Great Design: Highway Gothic
As a child, driving the highways of New South Wales’ long and flat coasts, I was always fascinated by the signs that littered the road. They were green or brown with a thick white border. They were clear to read — even at speeds of over a hundred kilometres — but that wasn’t the interesting part. Who made them all? How and why could they be so perfect? Despite the tribal nature of Australia’s states, where even the rail gauges were never the same, how could they keep the same look all-over. Governments are notorious for being poor branders.
But is road signage the greatest coup in the design world?
From its modest beginnings, the designers of the early ‘FHWA’ standard of fonts wouldn’t have predicted it. In the late 1940s, the California Department of Transportation developed FHWA and its complex set of spacing formulas. You might know it better as Highway Gothic. There were six sizes that would be refined over the next few decades until in 2000, the final specification was published and adopted (in its various forms) by the USA, Mexico, Canada, Spain, Australia, Peru, the Netherlands and New Zealand.
I reckon that’s pretty big.
Remember, these signs have to be drawn up and manufactured around the world. In Australia, every state controls their roads individually. Despite this, every state manages to stick to a single typeface with the same rules for spacing and the rest.
Sure, you’d find an example of the use of Helvetica in every nation on Earth, but that can be used for anything or everything… or nothing. What Highway Gothic represents is homogenised design on a massive scale. Sure, it might be enforced by government standards, but such a widespread use must be rare. If you can think of any other visual communication that — for purely aesthetic reasons — that is used in the public sector, comment this post!
In my own opinion it is a brilliant standard in a word of design where anything ’standard’ is considered taboo. Road signage is one of the few cases when consistent branding on a continental scale actually benefits the public. Sure, you could argue that the Coca-Colas and Apples of this world could improve their economies of scale by having the same logo, same advertisements, same website, worldwide. But it doesn’t work like that in commerce. For the unsuspecting roadside, it does.
With legibility and simplicity government in mind, a standard was always the best option.

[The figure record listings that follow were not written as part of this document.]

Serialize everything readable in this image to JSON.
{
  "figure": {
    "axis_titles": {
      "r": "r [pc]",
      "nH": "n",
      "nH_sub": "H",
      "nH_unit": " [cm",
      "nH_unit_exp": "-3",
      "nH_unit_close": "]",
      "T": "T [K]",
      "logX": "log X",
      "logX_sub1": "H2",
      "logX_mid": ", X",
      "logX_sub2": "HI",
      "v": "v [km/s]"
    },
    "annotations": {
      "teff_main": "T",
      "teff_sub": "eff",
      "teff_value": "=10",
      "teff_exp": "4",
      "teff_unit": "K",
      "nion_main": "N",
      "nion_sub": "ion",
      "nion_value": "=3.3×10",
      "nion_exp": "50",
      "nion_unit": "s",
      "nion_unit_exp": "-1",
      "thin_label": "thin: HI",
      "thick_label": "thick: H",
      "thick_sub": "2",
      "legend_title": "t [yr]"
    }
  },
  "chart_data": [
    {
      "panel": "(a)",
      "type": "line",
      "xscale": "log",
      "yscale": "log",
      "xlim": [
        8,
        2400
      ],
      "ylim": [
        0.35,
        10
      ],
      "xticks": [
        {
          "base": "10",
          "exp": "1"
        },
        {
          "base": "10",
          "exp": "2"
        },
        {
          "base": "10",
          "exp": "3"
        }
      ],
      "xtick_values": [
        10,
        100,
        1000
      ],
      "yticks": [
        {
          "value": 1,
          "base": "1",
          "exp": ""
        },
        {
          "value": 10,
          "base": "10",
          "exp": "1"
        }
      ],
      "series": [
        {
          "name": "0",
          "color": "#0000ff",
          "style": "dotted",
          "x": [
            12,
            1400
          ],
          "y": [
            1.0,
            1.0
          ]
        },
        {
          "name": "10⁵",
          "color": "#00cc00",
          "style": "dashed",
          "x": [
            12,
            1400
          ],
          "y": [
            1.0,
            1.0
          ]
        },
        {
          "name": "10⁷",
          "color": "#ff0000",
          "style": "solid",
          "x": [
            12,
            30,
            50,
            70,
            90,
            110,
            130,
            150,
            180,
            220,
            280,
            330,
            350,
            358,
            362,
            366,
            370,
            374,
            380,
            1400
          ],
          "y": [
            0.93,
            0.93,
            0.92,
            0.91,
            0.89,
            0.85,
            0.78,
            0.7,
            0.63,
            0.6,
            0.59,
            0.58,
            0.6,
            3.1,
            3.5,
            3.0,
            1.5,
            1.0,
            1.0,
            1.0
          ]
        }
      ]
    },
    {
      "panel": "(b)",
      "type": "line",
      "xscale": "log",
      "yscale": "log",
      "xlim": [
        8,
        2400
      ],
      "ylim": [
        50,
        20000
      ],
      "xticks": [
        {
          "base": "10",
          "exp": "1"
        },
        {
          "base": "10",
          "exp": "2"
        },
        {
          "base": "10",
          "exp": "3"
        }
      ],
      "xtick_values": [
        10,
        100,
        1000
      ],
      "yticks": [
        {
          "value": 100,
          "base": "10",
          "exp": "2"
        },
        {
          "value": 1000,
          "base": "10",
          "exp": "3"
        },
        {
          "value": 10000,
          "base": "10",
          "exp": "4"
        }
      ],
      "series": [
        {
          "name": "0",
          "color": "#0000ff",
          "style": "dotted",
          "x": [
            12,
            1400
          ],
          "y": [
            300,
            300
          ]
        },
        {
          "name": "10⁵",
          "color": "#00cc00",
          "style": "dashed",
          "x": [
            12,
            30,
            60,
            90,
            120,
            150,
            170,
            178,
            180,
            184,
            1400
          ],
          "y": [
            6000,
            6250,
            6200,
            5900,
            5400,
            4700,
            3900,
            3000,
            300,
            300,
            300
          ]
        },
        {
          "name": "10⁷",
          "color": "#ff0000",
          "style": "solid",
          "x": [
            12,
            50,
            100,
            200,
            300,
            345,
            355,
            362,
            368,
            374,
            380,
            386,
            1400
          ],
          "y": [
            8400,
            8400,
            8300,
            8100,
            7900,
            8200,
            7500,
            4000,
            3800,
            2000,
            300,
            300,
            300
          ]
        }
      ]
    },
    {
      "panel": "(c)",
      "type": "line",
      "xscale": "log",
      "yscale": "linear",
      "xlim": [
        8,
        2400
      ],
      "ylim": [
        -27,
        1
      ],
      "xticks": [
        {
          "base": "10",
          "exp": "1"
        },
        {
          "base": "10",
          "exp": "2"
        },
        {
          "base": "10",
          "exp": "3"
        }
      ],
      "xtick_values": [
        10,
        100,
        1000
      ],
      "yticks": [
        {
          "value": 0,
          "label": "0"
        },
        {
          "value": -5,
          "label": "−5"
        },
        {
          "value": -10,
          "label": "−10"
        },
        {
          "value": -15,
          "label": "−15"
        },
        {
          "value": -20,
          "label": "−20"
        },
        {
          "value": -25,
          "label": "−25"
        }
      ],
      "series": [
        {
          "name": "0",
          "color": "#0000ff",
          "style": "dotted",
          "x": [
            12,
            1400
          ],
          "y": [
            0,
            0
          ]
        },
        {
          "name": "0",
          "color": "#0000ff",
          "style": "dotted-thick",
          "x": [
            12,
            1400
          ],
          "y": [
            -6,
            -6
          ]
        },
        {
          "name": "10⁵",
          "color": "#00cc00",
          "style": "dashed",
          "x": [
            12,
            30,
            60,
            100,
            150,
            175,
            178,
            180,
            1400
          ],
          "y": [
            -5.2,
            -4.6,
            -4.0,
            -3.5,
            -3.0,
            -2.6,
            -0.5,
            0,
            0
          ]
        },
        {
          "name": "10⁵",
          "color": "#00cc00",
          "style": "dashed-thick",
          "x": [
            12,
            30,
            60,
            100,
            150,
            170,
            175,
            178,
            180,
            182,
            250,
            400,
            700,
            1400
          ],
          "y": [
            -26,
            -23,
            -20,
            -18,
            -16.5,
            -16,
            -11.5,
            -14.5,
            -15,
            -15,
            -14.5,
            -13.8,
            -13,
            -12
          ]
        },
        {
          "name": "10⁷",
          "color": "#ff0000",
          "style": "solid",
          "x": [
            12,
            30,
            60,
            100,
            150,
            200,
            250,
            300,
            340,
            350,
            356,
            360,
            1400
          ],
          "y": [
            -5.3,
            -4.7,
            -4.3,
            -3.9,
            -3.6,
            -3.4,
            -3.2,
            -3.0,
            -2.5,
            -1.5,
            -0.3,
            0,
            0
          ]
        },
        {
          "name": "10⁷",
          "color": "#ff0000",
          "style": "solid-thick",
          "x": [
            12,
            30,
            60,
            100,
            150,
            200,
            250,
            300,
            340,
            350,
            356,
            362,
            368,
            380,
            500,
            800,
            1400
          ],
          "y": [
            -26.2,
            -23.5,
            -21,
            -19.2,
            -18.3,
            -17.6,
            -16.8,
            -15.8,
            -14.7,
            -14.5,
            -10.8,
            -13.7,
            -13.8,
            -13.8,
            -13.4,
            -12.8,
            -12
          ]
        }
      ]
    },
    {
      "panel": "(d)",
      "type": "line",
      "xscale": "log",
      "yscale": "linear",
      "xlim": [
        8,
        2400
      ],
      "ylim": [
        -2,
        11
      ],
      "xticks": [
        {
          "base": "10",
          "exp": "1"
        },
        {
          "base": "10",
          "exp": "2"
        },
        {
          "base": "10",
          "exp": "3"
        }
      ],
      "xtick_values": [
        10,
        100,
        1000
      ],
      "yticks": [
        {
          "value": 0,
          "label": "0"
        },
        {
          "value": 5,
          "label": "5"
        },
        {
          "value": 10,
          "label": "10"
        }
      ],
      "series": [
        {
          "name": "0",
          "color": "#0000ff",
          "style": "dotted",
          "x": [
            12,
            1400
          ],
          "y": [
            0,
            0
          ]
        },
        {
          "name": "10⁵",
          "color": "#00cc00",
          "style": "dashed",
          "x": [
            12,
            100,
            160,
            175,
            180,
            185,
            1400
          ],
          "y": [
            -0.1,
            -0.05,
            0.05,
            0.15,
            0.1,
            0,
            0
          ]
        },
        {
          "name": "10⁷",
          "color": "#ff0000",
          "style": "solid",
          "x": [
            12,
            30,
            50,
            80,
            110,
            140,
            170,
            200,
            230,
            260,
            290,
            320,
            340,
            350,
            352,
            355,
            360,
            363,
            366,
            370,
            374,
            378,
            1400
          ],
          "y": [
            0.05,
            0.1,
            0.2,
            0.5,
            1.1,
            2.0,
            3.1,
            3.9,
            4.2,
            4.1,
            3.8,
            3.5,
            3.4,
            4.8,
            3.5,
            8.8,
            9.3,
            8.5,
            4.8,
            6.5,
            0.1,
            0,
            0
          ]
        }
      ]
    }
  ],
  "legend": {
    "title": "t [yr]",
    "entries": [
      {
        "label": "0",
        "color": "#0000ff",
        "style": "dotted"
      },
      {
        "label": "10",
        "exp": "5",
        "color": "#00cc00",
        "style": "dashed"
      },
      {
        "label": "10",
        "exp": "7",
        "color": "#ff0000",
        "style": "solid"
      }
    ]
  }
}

Highway Gothic, after a sixty year run, is being replaced by Clearview. Joshua Yaffa of the New York Times claims: “Looking at a sign in Clearview after reading one in Highway Gothic is like putting on a new pair of reading glasses: there’s a sudden lightness, a noticeable crispness to the letters.”
That very sentence springs to mind my own experience with — laugh if you want — Microsoft’s new Office software that came with Calibri as the standard font. It sure looked nice, but my love didn’t last. I found it gimmicky and surprisingly outdated only a couple of years later. The smooth edges were not practical from a perspective of readability and David Airey, designing a logo for Ecometrica, inadvertently agreed with me.
So whether Clearview will stand the test of time is anyone’s guess, but it is a much safer bet than Calibri. The Highway Gothic lineage is there for all to see. Don Meeker, the co-designer of Clearview is critical of the ancestral font, saying Highway Gothic made signs “a mess”. I’d hope Meeker would also see the font for the good it has done, especially in the context of the last half-century.
If you’re interested in roadway signage type, have a look at NPS Rawlinson Roadway, the new standard adopted for American National Parks. James Montalbano over at Terminal Design had a lot to do with both Rawlinson and Clearview. Rawlinson replaced Clarendon, which was made all the way back in 1845.